Cells for short-read sequencing were revived from four cryostocks of the Thrash lab culture collection in sterile polycarbonate flasks containing 50 ml of MWH3 medium (1). From one revival culture, two additional replicate cultures were grown in 500 ml of MWH3 medium to obtain enough biomass for long-read sequencing. All cultures were grown to peak cell density and filtered onto 0.2-μm polycarbonate filters (Pall, USA). DNA was extracted using lysozyme digestion, phenol-chloroform extraction, and isopropanol precipitation (7, 8). Prior to library preparation, DNA for short- and long-read sequencing was cleaned and concentrated using the genomic DNA clean and concentrator kit (Zymo Research, USA) following the manufacturer’s instructions. Short-read library preparation and sequencing were completed at the USC Genome Core (University of Southern California, USA). Briefly, the libraries were constructed using the KAPA HyperPlus library preparation kit (Kapa Biosystems, Inc., USA), quantified using the Qubit fluorometer, and analyzed for size and quality using the Agilent BioAnalyzer system. The library DNA was pooled equimolarly and sequenced on an Illumina NextSeq 550 instrument, using a midoutput flow cell in paired-end (PE) 150-bp cycle format, generating 13,776,782 reads. The long-read sequencing libraries were prepared using the SQK-LSK108 1D genomic DNA ligation kit (Oxford Nanopore, UK) with slight modifications (available at https://doi.org/10.17504/protocols.io.bixskfne) and sequenced on a MinION instrument using an R9.4 flow cell (Oxford Nanopore), generating 247,039 raw reads with an N50 value of 7,955 bp. FAST5 sequences were base called with Guppy v.2.3.1 (Oxford Nanopore Technologies) using flipflop mode. Adapters and split reads with adapters in the middle were removed using Porechop (https://github.com/rrwick/Porechop) with the flags “require_two_barcodes” and “discard_middle.”

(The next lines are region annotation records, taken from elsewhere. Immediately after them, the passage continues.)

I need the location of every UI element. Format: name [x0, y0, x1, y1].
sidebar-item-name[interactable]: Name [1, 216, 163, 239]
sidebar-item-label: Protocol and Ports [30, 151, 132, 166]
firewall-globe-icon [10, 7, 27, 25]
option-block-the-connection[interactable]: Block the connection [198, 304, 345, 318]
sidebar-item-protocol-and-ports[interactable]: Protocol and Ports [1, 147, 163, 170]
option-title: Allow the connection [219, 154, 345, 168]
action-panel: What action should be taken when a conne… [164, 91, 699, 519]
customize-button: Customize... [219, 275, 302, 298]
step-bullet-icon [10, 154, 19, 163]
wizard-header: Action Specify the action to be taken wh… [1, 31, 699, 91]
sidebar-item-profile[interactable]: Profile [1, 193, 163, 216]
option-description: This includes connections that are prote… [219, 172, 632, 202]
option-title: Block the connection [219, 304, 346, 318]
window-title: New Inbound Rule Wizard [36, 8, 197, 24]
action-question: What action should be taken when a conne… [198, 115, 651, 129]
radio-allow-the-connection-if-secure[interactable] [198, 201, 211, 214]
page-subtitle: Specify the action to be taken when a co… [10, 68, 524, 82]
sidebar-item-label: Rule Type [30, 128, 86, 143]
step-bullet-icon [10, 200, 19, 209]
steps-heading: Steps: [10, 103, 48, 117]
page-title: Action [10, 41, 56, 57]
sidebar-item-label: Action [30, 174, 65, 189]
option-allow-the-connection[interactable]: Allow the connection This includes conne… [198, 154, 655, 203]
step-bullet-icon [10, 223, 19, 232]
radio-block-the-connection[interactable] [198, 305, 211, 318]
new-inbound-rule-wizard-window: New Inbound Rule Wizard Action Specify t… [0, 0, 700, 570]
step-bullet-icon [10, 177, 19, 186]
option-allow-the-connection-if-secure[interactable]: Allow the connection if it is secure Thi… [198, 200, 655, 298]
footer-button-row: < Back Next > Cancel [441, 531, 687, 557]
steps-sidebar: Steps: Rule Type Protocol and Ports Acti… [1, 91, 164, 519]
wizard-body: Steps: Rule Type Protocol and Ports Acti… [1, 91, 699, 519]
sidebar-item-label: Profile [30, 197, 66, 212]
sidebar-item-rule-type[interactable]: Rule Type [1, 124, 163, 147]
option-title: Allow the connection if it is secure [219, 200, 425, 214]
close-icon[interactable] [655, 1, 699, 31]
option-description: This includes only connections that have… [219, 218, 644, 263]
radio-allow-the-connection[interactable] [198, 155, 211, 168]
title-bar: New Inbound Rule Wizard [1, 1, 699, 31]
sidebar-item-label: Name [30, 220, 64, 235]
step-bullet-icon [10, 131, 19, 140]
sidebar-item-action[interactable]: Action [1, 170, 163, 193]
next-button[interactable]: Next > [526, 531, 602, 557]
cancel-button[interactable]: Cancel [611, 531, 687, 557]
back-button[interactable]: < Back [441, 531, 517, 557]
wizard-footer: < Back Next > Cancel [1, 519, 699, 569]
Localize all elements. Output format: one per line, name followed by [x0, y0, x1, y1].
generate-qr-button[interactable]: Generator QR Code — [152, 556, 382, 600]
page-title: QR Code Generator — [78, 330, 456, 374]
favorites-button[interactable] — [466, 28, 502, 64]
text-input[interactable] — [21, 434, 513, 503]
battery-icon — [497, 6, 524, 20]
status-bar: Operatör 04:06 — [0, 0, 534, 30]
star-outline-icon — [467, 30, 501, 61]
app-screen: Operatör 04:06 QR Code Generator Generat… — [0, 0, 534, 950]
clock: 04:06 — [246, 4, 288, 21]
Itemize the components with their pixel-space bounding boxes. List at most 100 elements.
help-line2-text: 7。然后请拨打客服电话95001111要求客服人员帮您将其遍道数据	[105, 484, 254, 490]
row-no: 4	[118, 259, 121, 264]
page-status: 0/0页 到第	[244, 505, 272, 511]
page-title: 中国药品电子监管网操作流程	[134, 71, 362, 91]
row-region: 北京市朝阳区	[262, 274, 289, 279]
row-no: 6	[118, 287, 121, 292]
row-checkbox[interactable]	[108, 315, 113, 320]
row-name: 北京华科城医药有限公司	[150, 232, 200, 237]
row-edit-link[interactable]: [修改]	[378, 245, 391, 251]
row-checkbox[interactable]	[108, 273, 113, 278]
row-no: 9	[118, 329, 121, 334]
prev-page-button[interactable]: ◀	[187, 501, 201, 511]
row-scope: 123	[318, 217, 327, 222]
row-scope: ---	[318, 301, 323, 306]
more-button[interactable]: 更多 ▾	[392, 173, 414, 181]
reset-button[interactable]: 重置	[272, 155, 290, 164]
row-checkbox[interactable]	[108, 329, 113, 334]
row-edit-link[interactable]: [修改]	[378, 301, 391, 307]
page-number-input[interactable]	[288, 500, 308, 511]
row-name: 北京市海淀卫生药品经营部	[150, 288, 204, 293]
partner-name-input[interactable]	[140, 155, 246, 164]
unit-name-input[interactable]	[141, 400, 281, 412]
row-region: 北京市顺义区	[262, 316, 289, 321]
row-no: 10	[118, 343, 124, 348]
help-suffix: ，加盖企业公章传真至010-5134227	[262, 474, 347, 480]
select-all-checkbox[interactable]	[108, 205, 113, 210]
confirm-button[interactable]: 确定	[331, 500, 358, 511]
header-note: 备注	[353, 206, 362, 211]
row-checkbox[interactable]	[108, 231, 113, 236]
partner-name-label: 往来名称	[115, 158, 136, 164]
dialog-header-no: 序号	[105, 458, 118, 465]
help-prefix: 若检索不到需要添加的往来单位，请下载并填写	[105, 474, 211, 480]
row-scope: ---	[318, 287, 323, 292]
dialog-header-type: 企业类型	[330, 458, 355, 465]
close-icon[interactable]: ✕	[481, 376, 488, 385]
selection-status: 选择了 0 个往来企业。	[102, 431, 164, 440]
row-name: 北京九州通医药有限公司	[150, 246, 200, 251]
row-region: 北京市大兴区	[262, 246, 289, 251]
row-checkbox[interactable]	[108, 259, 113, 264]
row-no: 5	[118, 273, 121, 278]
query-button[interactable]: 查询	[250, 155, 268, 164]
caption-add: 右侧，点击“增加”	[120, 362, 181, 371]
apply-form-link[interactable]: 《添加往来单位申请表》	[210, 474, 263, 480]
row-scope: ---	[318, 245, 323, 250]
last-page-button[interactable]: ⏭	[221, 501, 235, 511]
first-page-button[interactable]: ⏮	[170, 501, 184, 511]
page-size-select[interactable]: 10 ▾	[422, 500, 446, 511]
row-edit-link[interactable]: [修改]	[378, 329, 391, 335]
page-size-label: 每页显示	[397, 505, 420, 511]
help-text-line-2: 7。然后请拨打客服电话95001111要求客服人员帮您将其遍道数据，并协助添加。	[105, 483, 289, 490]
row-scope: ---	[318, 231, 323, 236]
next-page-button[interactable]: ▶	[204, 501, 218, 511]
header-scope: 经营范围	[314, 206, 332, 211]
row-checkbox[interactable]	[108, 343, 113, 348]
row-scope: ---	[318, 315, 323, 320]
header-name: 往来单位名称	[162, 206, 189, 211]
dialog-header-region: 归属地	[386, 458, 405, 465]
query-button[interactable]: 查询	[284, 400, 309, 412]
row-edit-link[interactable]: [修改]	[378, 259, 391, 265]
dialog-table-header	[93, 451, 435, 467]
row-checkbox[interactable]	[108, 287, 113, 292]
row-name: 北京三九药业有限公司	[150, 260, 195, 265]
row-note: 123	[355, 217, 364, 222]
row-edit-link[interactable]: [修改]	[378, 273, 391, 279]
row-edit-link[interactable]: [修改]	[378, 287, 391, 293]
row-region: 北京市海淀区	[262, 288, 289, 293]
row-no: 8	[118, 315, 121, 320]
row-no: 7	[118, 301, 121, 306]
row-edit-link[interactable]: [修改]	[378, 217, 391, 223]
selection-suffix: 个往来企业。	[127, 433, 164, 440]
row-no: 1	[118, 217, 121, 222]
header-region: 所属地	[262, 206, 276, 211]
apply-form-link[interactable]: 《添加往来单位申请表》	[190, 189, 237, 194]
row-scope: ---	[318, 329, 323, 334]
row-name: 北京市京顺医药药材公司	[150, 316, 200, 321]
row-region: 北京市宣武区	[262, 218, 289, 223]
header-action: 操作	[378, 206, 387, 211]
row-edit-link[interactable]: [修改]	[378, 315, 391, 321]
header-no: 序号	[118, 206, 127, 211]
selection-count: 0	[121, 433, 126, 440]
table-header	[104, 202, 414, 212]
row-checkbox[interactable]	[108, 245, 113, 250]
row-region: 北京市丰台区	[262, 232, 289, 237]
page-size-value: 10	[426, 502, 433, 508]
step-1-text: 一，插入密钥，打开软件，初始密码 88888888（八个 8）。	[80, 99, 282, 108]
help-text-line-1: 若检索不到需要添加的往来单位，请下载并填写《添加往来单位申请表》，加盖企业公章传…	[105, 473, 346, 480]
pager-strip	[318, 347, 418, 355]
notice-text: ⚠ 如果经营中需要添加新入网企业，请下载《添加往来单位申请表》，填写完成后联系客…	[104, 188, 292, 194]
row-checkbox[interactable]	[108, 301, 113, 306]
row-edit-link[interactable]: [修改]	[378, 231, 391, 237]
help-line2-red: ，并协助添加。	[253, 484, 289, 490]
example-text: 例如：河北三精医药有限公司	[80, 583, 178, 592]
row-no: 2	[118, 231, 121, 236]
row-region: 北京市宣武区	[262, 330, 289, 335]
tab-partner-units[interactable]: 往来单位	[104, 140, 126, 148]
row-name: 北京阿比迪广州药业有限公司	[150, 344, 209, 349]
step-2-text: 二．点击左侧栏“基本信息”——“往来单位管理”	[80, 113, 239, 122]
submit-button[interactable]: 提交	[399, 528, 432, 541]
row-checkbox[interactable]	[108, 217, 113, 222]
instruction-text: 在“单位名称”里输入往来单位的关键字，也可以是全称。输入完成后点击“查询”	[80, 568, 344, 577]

Genome assembly was completed using long and short reads with Unicycler v.0.4.8-beta with default settings (9), resulting in a single circular scaffold (rotation and circularity confirmed via Unicycler; assembly graph available at https://doi.org/10.6084/m9.figshare.12857879). The contamination and quality were assessed using CheckM v.1.0.3 with default settings (10). The assembled genome sequence was annotated using the NCBI Prokaryotic Genome Annotation Pipeline (11). The completed genome sequence of LSUCC0821 is 2,360,824 bp (105× coverage), with a GC content of 47.8%, a coding density of 91.5%, and estimated contamination of 0.43%. There are 2,303 predicted genes, 54 tRNA genes, and 3 each of the 5S, 16S, and 23S rRNA genes.

Data availability.

Sample information, fastq sequences, and genomic assembly/annotation are accessible under the NCBI BioProject and whole-genome sequence (WGS) accession numbers PRJNA589095 and CP051666, respectively. Cryostocks and/or live cultures of LSUCC0821 are available upon request.